Which one to choose ? - Job vs Deployment - batch data preprocessing

adityahpatel · February 19, 2024, 9:18pm

Situation:
Say I have 1 million sentences in S3. My task is simple - extract # of words and length from each sentence.

OPTION # 1
The lecture says this (i.e. batch processing workload) can be accomplished using Job resource. But how? If each of the 10 parallel pods in a Job processes the same batch of sentences, how is that going to help speed up? Each Pod of the Job should run on a different batch of sentences and then persist the results on my host/physical machine. that way parallel processing can be attained… So how can this be done with JOB?

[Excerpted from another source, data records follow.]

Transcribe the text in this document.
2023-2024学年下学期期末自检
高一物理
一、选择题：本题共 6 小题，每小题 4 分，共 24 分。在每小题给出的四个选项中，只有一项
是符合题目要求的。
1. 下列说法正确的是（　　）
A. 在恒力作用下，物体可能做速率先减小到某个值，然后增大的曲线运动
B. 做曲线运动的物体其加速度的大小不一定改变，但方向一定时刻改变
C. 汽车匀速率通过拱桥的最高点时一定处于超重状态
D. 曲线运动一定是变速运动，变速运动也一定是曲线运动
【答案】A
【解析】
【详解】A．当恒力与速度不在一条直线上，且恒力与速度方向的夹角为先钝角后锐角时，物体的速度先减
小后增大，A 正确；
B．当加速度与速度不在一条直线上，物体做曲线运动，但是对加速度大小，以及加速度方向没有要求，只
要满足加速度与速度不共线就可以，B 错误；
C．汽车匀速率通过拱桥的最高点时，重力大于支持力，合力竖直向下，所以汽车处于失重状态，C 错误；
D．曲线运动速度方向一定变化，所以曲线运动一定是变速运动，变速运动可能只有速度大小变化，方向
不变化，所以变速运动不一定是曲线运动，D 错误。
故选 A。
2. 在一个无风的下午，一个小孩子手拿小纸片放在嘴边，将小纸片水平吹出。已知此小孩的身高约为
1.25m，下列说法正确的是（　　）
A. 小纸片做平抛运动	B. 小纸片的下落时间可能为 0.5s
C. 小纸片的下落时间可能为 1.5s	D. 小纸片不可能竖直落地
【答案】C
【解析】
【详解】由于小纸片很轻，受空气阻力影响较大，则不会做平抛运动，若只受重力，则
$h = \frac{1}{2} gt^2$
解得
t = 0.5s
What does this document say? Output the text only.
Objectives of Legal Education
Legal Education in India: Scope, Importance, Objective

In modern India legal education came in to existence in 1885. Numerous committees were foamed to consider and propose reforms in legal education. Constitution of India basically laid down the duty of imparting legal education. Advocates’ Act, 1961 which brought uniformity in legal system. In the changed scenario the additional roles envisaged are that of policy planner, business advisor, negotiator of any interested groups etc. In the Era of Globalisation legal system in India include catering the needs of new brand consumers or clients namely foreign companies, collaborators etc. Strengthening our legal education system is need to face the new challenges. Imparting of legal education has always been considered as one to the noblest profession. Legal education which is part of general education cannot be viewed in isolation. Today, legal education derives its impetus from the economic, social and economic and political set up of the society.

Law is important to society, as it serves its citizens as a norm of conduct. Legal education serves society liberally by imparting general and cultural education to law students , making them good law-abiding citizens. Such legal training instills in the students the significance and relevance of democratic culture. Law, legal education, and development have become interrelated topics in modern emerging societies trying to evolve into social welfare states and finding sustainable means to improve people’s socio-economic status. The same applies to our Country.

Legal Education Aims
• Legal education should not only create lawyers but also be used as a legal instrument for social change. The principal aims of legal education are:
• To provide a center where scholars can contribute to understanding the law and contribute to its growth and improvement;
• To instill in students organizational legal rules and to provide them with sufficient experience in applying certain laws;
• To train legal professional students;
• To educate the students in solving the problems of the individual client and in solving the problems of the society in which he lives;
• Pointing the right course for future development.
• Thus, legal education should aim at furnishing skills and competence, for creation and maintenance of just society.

OPTION # 2: (self conceived)
Instead of setting this up as a “JOB”, would it be better to set up preprocessing as clusterip service that exposes an autoscaled deployment.e.g. http://process-service:6666? Then i make http requests such that each http POST request is 1 batch of 500 sentences to http://process-service:6666? Then the output of those pods is persisted on host.

for i in range(20000):
        response = requests.post("http://preprocess-service:6666", json=data)
           # where each json payload has 1 batch of 500 sentences, so 500 x 20K = 1 Million

Is the 2nd option a valid approach as well? Which option would you prefer? Thanks!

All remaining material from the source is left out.